È un “sano” disagio generazionale che dovrebbe, pian piano, fare in modo che la generazione successiva, avendo il disagio di quella precedente, apporti dei cambiamenti, delle modifiche, che si evolva. Verso la fine degli anni ’70, nell’area culturale-teatrale di Napoli, c’era un’esigenza di discontinuità con un passato politicamente incapace e con una Napoli oleografica, anche teatralmente: c’era il monumentale genio di Eduardo che ha dato grandezza e lustro a questa città; il resto era soprattutto eduardismo, che tentava di ricalcare le orme di Eduardo, ma non ci riusciva. Per cui la cosa principale di quella generazione era creare una discontinuità, non sentendosi rappresentata da quelli della generazione precedente. Ciò che era importante, a differenza di oggi, era comunicare.
Quella volta non c’erano tutti gli infiniti mezzi di comunicazione che esistono oggi, però il lato positivo era che bisognava fare molta attenzione a che cosa comunicare: non c’era il come, ma ci doveva essere il che cosa. La differenza è che oggi c’è la possibilità infinita di come comunicare, ma a volte ci sfugge il cosa. Una persona può comunicare in tanti modi, in quanti caratteri vuole, però, poi, ciò che sta comunicando, a volte, sfugge. Credo che ogni generazione abbia le sue problematiche, per cui è anche difficile fare dei collegamenti con la generazione di oggi. Il collegamento più importante è proprio questo tentativo di non uniformarsi; infatti credo che le generazioni più giovani trovino una piccola identità quando non si identificano con quello che già c’è. E poi a ognuno tocca fare un pezzetto.

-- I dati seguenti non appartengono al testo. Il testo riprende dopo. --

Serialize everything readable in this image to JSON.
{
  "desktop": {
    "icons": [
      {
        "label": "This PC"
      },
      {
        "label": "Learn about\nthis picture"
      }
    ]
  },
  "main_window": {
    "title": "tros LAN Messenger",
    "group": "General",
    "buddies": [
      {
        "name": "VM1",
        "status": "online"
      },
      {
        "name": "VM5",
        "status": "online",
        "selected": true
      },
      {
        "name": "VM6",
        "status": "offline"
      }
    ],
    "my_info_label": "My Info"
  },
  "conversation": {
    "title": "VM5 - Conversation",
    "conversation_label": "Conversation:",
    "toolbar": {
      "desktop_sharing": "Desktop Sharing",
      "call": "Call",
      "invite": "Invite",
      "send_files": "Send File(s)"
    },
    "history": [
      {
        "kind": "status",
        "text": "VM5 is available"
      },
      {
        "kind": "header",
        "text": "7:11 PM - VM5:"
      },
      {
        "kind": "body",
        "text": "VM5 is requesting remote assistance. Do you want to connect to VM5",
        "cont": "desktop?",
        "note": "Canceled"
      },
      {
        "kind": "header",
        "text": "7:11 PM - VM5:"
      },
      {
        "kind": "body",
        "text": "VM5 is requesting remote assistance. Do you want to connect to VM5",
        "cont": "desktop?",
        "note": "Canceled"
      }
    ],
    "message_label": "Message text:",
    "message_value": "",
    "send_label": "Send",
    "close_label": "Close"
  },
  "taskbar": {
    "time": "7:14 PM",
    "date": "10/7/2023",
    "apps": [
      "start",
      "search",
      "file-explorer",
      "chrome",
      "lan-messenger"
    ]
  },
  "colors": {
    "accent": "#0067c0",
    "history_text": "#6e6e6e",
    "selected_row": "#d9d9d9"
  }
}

Viviamo in un mondo pieno di informazioni, di molta comunicazione superficiale, in cui tanti parlano, ma alla fine pochi ascoltano realmente il prossimo…

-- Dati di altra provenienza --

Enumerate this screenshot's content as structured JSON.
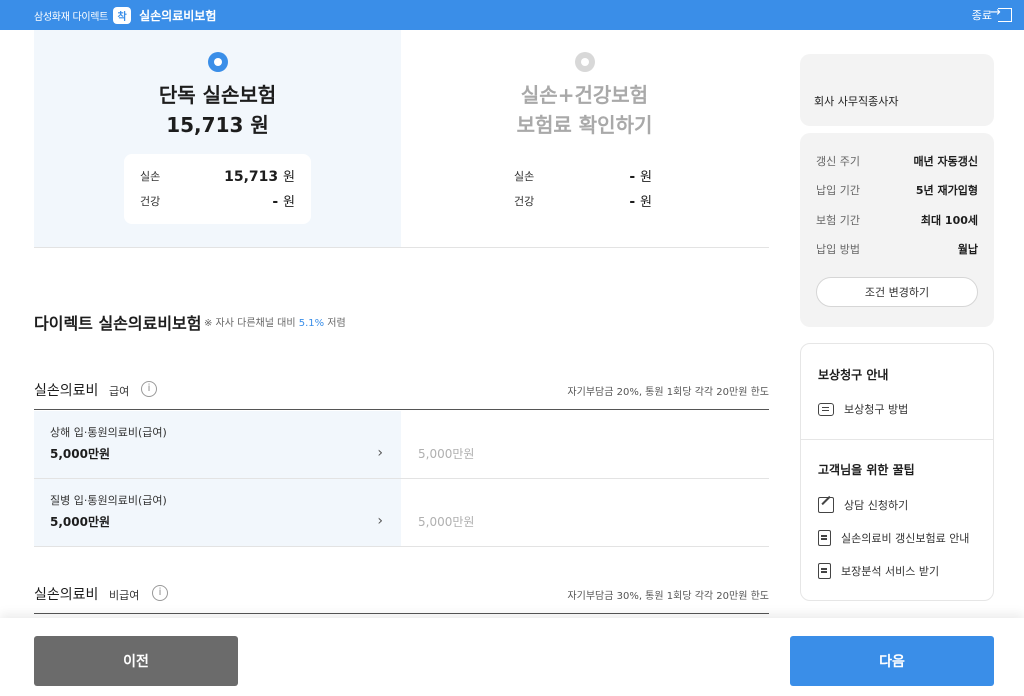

Questa è una scelta, più che generazionale, individuale. Trovo che ci sia, per fortuna, tanta possibilità di ascoltare, di sapere, anche se, ovviamente, le informazioni vanno verificate il più possibile, tenendo presenti le fonti. La grande rivoluzione telematica – e meno male che non si può tornare indietro – sta però arrivando ad una sorta di collasso, ad un eccesso di informazioni come numero e ad una certa esiguità per quanto riguarda la qualità. Ripeto, è una scelta individuale e sarà sempre più così, perché l’informazione e l’offerta aumenteranno sempre di più e bisognerà crearsi gli accorgimenti, i radar, per saperla valutare o approfittare delle opportunità che offre, rimanendo però sempre vigili e pensando con la propria testa.

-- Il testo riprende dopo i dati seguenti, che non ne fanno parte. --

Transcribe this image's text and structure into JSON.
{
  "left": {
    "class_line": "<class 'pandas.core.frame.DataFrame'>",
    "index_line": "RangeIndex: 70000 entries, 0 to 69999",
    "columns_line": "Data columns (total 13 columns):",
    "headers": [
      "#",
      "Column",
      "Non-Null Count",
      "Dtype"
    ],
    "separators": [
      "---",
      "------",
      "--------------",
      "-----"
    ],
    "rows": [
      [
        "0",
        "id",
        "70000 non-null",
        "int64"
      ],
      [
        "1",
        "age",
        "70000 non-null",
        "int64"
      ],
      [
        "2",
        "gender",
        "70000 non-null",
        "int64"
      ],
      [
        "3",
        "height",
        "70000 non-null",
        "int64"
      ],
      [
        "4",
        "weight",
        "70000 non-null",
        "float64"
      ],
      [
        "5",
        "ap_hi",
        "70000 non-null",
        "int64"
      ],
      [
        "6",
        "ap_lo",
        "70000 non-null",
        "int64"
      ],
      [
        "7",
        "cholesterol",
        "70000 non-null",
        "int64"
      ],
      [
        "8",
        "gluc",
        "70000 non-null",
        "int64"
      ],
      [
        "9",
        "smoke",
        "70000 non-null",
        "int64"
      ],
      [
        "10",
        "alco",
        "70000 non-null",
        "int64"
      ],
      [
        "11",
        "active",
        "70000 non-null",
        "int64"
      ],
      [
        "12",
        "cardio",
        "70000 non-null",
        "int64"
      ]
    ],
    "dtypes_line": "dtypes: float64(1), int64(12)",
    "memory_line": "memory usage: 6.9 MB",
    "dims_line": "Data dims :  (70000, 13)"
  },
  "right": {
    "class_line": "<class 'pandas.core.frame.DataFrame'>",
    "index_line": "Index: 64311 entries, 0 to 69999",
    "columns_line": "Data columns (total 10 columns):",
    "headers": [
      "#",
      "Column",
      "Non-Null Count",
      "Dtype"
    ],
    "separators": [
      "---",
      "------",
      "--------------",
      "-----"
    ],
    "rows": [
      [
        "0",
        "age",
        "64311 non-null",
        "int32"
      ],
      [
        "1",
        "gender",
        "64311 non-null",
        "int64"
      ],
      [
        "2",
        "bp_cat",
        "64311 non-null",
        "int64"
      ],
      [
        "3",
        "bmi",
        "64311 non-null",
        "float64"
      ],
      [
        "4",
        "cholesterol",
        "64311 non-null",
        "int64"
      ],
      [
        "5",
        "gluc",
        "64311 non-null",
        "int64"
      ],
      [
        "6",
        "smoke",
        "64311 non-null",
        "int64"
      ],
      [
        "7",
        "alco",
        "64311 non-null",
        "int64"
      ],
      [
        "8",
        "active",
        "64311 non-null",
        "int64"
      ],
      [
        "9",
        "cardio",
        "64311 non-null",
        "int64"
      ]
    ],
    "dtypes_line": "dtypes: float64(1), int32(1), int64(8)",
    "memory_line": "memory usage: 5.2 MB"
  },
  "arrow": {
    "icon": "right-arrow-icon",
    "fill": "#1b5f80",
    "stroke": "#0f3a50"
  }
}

Secondo lei, docente di Scrittura Creativa, che ruolo ha la parola tra i giovani?

Ha un ruolo non fondamentale. Mi sembra che servano maggiormente l’esempio, l’azione, l’empatia perché, come dicevamo prima, siccome tutti dicono tutto di tutto, ad un certo punto può valere di più un silenzio attivo e comunicativo, un’azione nel fare qualcosa, oppure anche un tacere quando tutti stanno ad urlare. Secondo me, più che la parola, valgono la fiducia, un rapporto chiaro; e a volte una parolina finale può essere utile, ma non fondamentale.

Quindi il suo lavoro non è solo scrittura, è qualcosa di più…

Il lavoro che faccio non ha a che fare con una scrittura creativa in generale, bensì con una scrittura creativa personale, dove uno può accedere, il più possibile, alla propria scrittura creativa; dove ogni tanto anche si scrive, ma non necessariamente: si può scrivere in tanti modi, pure con delle immagini, dei suoni, dei pensieri. Il lavoro è sempre quello di riconnettersi alla propria natura essenziale.

Come vede la fotografia, tenendo conto che ormai oggi tutti sono fotografi e fotografano ogni cosa con i cellulari?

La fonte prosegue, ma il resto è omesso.